Die Basis bleibt unberechenbar

Und doch muss man Unbehagen empfinden mit der Vorstellung, dass die Linke künftig in Thüringen die Exekutive führt. So pragmatisch deren Kommunalpolitiker agieren, so wenig überzeugend haben Ramelow und seine Leute in den vergangenen Wochen agiert. Das Zögern, die Wahrheit auszusprechen, nämlich die DDR als Unrechtsstaat zu bezeichnen, ließ einen mehrfachen Mangel erkennen: an politischer Weitsicht, an historischer Bildung, an kritischer Selbstreflektion.

Die Präsenz von zwei ehemaligen Stasi-Mitarbeitern in der Linken-Fraktion hat mehr als ein Geschmäckle. SPD und Grüne, also die Parteien, in denen bis heute viele „1989er“ aktiv sind, haben der Linken also noch allerlei Geschichtsstunden zu erteilen. Wenn die Linke jetzt in Thüringen Verantwortung übernimmt, nachdem sie seit 1990 in der Opposition Verbal-Kraftmeierei betrieben hat und Anträge allenfalls für den Papierkorb formuliert hat, kann man ihr nur zurufen: Dann regiert mal schön!

Doch weder Ramelow noch das fragile Bündnis mit seiner Ein-Stimmen-Mehrheit sind am Ziel. Das Votum der Grünen-Spitze am Donnerstag mag eine Formalie sein, der Ausgang des Mitgliedervotums der SPD ist hingegen völlig ungewiss. Die Thüringer Sozialdemokraten wissen, dass die Empfehlung ihres Landesvorstandes für Rot-Rot-Grün keiner tiefen Überzeugung entspricht (und dass man ebenso gut weiter mit der CDU regieren könnte). Man sollte die 4500 weitgehend unbekannten Thüringer SPD-Mitglieder in ihrer geheimen, freien und gleichen Wahl nicht unterschätzen.

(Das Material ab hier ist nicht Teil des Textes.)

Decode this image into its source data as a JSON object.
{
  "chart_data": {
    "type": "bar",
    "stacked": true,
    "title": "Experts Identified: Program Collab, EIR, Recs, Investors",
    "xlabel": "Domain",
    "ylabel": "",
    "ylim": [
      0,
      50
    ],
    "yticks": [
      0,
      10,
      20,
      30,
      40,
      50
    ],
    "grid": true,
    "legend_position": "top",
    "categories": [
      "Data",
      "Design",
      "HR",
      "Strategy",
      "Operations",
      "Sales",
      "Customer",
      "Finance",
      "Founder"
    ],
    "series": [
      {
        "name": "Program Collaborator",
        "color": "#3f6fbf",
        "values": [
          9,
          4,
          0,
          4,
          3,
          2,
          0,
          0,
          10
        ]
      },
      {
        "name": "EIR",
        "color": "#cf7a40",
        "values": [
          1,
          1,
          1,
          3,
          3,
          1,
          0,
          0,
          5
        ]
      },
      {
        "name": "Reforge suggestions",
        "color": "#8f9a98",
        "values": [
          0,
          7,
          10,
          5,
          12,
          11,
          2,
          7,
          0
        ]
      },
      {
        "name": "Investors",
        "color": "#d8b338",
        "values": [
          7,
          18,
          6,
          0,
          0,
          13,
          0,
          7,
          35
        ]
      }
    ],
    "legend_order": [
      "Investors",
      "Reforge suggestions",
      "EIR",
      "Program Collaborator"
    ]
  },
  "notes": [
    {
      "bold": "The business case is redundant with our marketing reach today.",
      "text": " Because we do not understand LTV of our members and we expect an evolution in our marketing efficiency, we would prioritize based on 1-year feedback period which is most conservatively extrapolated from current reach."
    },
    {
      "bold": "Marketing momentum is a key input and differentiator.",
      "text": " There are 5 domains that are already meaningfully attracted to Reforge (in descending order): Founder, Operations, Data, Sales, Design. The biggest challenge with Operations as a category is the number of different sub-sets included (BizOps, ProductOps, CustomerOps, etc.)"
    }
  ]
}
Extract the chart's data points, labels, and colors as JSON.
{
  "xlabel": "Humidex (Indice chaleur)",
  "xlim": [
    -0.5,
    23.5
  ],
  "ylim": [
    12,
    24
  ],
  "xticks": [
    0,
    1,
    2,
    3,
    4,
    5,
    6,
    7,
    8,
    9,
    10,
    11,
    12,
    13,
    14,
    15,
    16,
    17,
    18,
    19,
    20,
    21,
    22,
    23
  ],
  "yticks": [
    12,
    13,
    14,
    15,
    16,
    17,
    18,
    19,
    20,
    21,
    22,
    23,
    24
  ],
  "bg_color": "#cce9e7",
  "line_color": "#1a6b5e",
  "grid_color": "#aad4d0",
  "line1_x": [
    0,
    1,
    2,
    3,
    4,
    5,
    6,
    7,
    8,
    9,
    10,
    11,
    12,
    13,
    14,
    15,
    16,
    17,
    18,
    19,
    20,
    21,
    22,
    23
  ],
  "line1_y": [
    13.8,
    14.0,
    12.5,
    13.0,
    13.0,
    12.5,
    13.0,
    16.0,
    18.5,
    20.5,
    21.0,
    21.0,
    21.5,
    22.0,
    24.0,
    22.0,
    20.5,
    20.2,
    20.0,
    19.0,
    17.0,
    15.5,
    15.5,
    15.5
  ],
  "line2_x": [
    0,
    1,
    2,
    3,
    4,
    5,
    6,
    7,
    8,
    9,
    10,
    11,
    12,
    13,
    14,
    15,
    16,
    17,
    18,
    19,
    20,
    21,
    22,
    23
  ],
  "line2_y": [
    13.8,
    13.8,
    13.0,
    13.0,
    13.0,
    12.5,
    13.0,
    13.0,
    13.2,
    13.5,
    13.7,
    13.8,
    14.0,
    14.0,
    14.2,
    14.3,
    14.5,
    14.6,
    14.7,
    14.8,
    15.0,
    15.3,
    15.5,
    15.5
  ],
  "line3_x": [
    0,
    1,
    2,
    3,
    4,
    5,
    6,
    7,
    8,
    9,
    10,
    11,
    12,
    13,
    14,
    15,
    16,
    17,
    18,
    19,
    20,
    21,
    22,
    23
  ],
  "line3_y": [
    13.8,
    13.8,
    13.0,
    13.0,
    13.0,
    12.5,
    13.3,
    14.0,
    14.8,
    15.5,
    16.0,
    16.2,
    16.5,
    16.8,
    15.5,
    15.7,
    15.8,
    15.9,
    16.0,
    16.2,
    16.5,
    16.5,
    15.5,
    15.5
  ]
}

Erst jüngst, bei der SPD-internen Kür des Nachfolgers von Klaus Wowereit in Berlin, zeigte sich: Die viel beschworene Basis tickt zuweilen ganz anders als die Funktionäre, die bisher in der SPD das Wort hatten. Eine Überraschung, sprich: ein Nein zu dem Ergebnis der rot-rot-grünen Sondierungen, ist gewiss möglich.

Ohnehin hat Bodo Ramelow noch eine geheime Wahl im Landtag zu bestehen. Gerade in diesen Wochen erleben die teilweise recht autoritär geprägten Linken, wie beschwerlich demokratische Prozesse zuweilen sind. Eigentlich ist es höchste Zeit, dass die oppositionsgewohnte und oppositionsgeprägte Linke in Thüringen endlich die noch viel mühsamere Arbeit aufnimmt: das verantwortliche Regieren, beobachtet von einer wachen Öffentlichkeit – und kontrolliert von einer starken Opposition.